O autor atribui relevância à função do professor como impulsionador do desenvolvimento psíquico das pessoas. Todavia, a ideia de um maior desenvolvimento não quer dizer que se deve apresentar uma grande quantidade de conteúdos apenas técnicos aos alunos, mas sim que sejam estimulados a pensar e refletir. Vygotsky afirma que a intervenção pedagógica provoca avanços que não ocorreriam espontaneamente, ou seja, um ensino de qualidade se caracteriza pelo estímulo no sentido do indivíduo atingir um nível de compreensão, habilidade e reflexão cada vez maior.


É notório que a pessoa não adquire informações e conhecimentos apenas com os docentes, assim, na perspectiva da teoria sociocultural desenvolvida por Vygotsky, a aprendizagem é uma atividade conjunta, em que relações colaborativas entre os discentes podem e devem ser valorizadas, não obstante, o professor precisa ser o organizador e mediador desse processo. Além de ser o sujeito mais experiente, precisa planejar as atividades e direcionar projetos que fomentem a interação entre as pessoas, superando a visão tradicional de sujeito ativo e passivo em sala de aula.


A partir da concepção de aprendizagem mediada, Vygotsky demonstrou a importância da mediação para fomentar o desenvolvimento dos processos mentais superiores, isto é, planejar atividades e ações, conceber consequências de uma decisão, imaginar objetos, criar perspectivas, possuir foco e definir medidas a serem adotadas, entre outros. Tais mecanismos psicológicos indicam a evolução do ser humano e são fundamentais na aquisição de conhecimentos, informações, realizar funções e atividades, organização pessoal etc.

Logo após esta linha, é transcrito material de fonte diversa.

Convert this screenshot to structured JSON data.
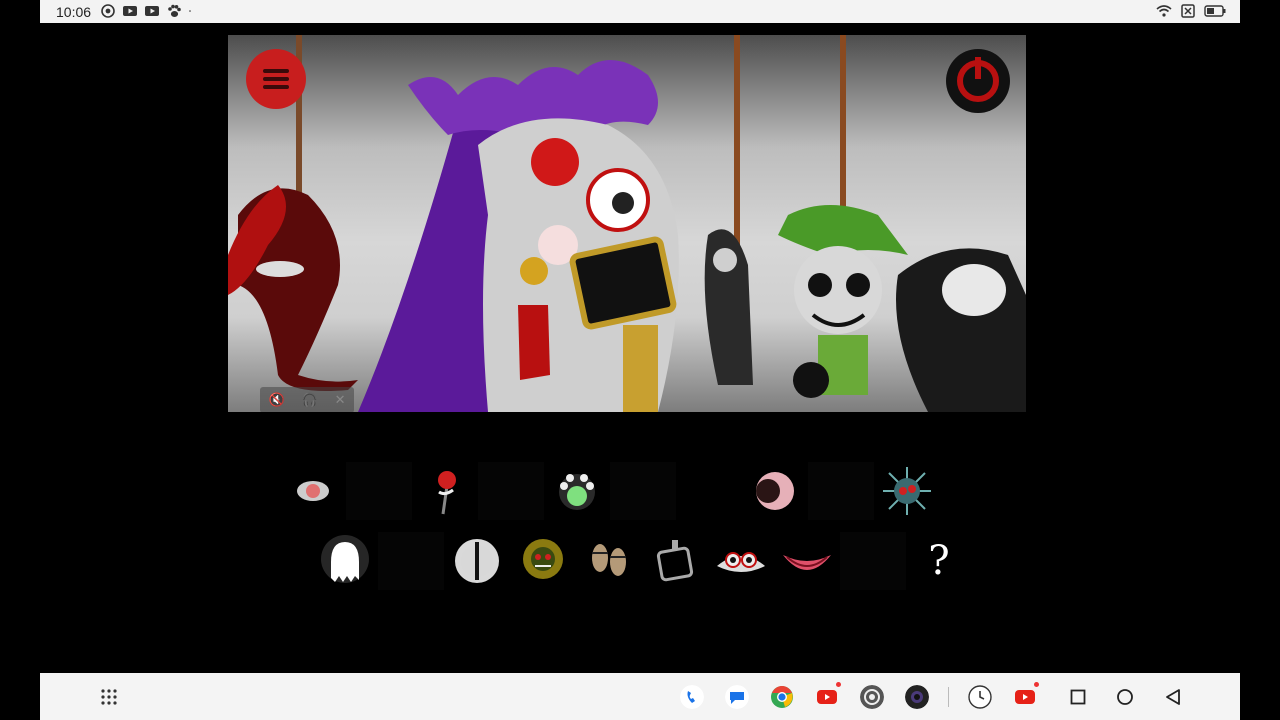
{
  "status_bar": {
    "time": "10:06",
    "left_icons": [
      "target-icon",
      "youtube-icon",
      "youtube-icon",
      "paw-icon",
      "dot-icon"
    ],
    "right_icons": [
      "wifi-icon",
      "sim-icon",
      "battery-icon"
    ]
  },
  "game": {
    "menu_icon": "hamburger-menu-icon",
    "power_icon": "power-icon",
    "mini_controls": [
      "mute-icon",
      "headphones-icon",
      "close-icon"
    ],
    "row1": [
      {
        "name": "sound-eye-disc",
        "filled": true
      },
      {
        "name": "empty",
        "filled": false
      },
      {
        "name": "sound-red-flower",
        "filled": true
      },
      {
        "name": "empty",
        "filled": false
      },
      {
        "name": "sound-multi-eye-green",
        "filled": true
      },
      {
        "name": "empty",
        "filled": false
      },
      {
        "name": "empty",
        "filled": false
      },
      {
        "name": "sound-pink-moon",
        "filled": true
      },
      {
        "name": "empty",
        "filled": false
      },
      {
        "name": "sound-spiky-virus",
        "filled": true
      }
    ],
    "row2": [
      {
        "name": "sound-white-ghost",
        "filled": true
      },
      {
        "name": "empty",
        "filled": false
      },
      {
        "name": "sound-slit-eye",
        "filled": true
      },
      {
        "name": "sound-sunflower-face",
        "filled": true
      },
      {
        "name": "sound-footprints",
        "filled": true
      },
      {
        "name": "sound-phone-frame",
        "filled": true
      },
      {
        "name": "sound-bloody-eyes",
        "filled": true
      },
      {
        "name": "sound-pink-mouth",
        "filled": true
      },
      {
        "name": "empty",
        "filled": false
      },
      {
        "name": "mystery",
        "filled": true
      }
    ],
    "mystery_label": "?"
  },
  "nav_bar": {
    "apps": [
      "phone-icon",
      "messages-icon",
      "chrome-icon",
      "youtube-icon",
      "settings-icon",
      "camera-icon",
      "clock-icon",
      "youtube-icon"
    ],
    "buttons": [
      "recents-button",
      "home-button",
      "back-button"
    ]
  }
}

Na teoria de Vygotsky, destacam-se também os elementos mediadores (os instrumentos e os signos), pois são relevantes na interação do indivíduo com o meio, nas relações interpessoais e na execução de atividades. Os instrumentos se referem à conexão entre o homem e o mundo, pois ampliam as possibilidades e potencialidades de transformação do espaço, por exemplo: o cerrote permite cortar mais precisamente os objetos, uma vara de pescar facilita “pegar o peixe”, um recipiente auxilia no armazenamento de água etc. Isso define a capacidade de pensar e criar objetos técnicos para facilitar a vida humana.


O signo, por sua vez, sempre representa algo especificamente, como o caso da palavra carro que remete ao objeto concreto carro. O ser humano pode imaginar sem a necessidade de ver, e essa capacidade possibilita criar imagens, pensar no caminho a ser percorrido mesmo antes de realizá-lo, não fazer ações que podem resultar em problemas, melhorar a organização pessoal e profissional no cotidiano, entre outros.


Apesar da sua grande contribuição, ainda é limitada a incorporação da teoria de Vygotsky nas escolas, faculdades e universidades brasileiras, existindo, muitas vezes, a presença de concepções conservadoras, resistências à incorporação de um pensamento crítico/reflexivo e desvalorização das relações sociais no ambiente educacional.